Switzerland, home of some of the world's most delectable confections, scored highest out of the 23 countries examined in the study in both "chocolate consumption per capita and and the number of Nobel laureates her 10 million people," writes physician Frank Messerli. Sweden, however, bucked the trend in Messerli's data by producing almost 50 percent more Nobelists than its people's taste for cocoa products would have predicted. Masserli suggests that "an inherent patriotic bias" among the Stockholm-based committee that chooses the laureates or a special sensitivity to chocolate among the country's inhabitants may account for the country''s "outlier" status.

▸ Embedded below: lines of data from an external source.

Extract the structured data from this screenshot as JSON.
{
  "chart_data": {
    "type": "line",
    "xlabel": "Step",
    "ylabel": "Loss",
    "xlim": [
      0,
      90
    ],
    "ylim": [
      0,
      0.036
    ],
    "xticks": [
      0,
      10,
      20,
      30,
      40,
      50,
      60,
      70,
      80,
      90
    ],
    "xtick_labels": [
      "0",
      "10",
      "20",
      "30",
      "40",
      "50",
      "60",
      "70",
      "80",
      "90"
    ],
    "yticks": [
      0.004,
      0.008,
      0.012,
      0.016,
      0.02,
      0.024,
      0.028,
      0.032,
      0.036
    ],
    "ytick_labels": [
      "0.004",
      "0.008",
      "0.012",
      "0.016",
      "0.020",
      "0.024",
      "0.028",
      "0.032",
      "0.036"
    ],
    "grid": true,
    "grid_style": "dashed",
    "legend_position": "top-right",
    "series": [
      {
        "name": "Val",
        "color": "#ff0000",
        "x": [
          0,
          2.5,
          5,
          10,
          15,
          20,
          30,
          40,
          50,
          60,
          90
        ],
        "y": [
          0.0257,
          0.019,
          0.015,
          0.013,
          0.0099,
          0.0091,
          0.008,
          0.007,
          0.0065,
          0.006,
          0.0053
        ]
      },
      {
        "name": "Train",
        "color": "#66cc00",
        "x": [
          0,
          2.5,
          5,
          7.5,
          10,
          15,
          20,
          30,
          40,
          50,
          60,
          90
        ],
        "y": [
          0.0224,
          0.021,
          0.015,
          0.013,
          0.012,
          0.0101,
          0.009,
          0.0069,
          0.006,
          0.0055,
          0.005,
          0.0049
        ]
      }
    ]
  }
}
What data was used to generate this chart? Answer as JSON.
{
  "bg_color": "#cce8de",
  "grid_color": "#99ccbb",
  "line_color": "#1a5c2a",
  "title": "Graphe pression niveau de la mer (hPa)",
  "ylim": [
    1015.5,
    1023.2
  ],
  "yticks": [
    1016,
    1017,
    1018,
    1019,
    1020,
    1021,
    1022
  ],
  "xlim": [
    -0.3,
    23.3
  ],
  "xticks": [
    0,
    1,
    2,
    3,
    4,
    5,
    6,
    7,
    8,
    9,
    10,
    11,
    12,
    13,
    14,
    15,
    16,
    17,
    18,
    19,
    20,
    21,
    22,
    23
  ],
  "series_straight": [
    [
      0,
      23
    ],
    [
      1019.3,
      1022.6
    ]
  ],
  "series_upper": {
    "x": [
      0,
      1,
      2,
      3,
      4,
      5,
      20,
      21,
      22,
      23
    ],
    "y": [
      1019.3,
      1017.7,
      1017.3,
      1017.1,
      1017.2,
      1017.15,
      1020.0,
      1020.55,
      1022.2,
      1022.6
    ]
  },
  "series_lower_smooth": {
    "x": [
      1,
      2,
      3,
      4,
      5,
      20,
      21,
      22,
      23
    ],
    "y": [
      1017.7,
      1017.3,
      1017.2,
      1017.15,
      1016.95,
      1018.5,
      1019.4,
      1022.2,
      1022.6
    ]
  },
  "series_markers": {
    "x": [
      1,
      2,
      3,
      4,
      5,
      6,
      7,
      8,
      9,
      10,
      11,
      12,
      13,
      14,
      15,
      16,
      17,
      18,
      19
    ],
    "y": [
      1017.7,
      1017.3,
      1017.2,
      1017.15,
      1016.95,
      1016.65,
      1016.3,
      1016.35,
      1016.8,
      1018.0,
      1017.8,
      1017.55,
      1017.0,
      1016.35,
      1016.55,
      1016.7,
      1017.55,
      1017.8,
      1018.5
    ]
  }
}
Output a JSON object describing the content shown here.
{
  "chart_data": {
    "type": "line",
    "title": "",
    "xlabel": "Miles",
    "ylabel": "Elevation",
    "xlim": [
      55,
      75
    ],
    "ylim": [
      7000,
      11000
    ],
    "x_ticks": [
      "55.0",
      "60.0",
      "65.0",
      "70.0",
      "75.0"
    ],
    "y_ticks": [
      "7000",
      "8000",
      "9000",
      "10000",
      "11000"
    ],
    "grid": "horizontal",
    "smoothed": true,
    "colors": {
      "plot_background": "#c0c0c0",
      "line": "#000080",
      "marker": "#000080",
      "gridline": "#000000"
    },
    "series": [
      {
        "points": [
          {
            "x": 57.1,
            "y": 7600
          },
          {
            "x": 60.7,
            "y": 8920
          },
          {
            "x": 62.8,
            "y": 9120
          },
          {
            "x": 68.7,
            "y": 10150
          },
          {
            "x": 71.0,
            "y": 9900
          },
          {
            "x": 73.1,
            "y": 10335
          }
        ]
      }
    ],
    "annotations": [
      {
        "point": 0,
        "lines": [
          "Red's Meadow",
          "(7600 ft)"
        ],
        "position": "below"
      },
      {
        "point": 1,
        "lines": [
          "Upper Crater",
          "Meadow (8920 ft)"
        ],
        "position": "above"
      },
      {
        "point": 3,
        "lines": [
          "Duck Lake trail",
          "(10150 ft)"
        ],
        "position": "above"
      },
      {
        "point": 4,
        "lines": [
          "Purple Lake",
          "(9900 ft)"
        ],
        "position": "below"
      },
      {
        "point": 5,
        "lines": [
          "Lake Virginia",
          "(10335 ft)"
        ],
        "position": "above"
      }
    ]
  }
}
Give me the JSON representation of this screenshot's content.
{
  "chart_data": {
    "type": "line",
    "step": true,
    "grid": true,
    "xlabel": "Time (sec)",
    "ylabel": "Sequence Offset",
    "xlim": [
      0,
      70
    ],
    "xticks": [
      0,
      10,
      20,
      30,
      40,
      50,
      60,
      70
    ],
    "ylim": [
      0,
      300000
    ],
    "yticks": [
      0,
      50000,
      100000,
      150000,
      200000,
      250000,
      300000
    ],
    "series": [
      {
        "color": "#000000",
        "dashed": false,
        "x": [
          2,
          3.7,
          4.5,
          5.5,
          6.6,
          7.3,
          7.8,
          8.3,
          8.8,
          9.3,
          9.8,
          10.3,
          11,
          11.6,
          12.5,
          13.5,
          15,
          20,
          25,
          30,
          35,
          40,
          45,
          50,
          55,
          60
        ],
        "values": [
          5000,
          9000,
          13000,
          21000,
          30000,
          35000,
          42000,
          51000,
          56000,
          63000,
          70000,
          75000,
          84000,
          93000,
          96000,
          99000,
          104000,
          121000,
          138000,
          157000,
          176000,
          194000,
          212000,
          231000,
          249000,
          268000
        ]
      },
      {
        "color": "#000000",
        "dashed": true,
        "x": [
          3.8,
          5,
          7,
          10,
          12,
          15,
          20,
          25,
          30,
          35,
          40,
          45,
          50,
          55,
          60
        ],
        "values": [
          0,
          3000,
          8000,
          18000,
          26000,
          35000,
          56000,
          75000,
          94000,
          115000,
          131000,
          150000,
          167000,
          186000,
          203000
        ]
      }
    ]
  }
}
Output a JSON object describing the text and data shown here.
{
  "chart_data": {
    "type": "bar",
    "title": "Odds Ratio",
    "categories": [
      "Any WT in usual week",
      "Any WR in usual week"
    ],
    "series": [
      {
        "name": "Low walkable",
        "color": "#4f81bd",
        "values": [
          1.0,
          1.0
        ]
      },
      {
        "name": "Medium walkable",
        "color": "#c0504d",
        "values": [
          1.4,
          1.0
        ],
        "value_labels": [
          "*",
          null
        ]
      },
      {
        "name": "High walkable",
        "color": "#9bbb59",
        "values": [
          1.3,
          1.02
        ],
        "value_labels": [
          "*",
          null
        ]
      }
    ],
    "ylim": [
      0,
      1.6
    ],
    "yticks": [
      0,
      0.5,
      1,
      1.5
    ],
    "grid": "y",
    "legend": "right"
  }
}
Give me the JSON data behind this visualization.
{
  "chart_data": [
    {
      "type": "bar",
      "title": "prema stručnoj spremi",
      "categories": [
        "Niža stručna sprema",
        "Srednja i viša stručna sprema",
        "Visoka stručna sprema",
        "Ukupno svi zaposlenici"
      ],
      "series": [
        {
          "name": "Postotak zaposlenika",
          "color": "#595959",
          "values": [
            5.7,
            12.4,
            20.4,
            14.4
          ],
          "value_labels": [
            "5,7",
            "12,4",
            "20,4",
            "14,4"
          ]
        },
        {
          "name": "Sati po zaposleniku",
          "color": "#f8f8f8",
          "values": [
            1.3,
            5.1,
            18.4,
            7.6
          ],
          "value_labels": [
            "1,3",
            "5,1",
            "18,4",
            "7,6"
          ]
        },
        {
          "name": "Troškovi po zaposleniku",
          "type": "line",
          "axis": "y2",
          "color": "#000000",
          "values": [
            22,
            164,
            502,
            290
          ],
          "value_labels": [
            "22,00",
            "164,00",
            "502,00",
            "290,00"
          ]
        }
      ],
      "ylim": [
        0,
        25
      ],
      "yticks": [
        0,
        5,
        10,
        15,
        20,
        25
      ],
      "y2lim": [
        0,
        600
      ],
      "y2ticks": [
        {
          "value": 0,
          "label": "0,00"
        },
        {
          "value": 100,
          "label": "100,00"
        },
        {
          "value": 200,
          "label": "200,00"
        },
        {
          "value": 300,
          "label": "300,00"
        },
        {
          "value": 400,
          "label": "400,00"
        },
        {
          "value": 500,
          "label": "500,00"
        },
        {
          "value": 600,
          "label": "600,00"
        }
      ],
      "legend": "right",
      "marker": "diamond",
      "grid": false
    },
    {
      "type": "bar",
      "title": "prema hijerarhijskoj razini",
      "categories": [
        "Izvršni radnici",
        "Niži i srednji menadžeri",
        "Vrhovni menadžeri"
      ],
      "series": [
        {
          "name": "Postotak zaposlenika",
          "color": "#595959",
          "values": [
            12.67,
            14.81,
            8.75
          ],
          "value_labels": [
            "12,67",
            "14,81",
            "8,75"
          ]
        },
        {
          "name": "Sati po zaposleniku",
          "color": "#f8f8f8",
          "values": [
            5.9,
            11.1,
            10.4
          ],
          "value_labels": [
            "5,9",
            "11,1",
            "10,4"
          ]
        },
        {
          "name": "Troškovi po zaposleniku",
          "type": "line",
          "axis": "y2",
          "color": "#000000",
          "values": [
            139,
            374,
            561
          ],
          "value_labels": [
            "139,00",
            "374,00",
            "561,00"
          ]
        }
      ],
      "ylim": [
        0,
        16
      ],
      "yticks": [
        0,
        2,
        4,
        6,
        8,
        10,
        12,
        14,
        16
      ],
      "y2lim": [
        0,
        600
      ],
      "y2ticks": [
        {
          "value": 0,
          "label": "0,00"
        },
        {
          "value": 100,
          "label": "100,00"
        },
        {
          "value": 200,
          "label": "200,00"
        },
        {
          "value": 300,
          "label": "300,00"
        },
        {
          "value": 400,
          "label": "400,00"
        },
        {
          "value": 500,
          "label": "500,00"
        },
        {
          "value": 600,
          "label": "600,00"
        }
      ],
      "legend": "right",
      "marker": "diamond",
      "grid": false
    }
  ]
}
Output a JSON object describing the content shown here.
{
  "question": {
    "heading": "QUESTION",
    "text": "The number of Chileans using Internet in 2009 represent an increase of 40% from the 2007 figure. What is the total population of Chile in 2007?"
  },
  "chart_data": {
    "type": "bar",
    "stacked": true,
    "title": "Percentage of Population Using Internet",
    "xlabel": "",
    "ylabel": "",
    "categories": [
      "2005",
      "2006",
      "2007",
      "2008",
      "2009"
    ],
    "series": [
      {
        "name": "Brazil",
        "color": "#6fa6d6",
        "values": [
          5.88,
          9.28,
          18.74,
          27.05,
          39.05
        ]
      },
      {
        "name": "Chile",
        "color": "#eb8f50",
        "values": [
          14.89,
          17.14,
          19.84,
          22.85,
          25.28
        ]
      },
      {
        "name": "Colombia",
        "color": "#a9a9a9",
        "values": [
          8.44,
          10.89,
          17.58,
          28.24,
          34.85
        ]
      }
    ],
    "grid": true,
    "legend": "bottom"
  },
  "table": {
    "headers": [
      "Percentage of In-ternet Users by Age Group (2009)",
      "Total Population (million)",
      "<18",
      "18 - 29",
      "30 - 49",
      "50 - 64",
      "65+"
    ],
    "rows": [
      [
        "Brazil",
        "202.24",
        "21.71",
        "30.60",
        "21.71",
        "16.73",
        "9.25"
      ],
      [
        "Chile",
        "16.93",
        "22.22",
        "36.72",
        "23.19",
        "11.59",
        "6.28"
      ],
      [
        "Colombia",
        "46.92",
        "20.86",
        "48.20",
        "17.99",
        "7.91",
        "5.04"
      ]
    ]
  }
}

"Chocolate has been documented to increase cognitive function," Messerli wrote, by way of explaining the hitherto unnoticed connection. He acknowledged, however, that "The cumulative dose of chocolate that is needed to sufficiently increase the odds of being asked to travel to Stockholm is uncertain."
News of Messerli's finding caused Sven Lidin, who chairs the Nobel committee on chemistry, to laugh so much "that he could barely comment," reports the Associated Press (AP). Lidin did, however, manage to state that doesn't "think there is any direct cause and effect," the AP continues.
Even so, boosting one's consumption of the delicious sweet not only is pleasant but can't do any harm, and may, as Messerli notes, also lower one's blood pressure--especially, I suspect, as one waits for the call from those men with the fluty accents. It may even provide consolation when the call doesn't come.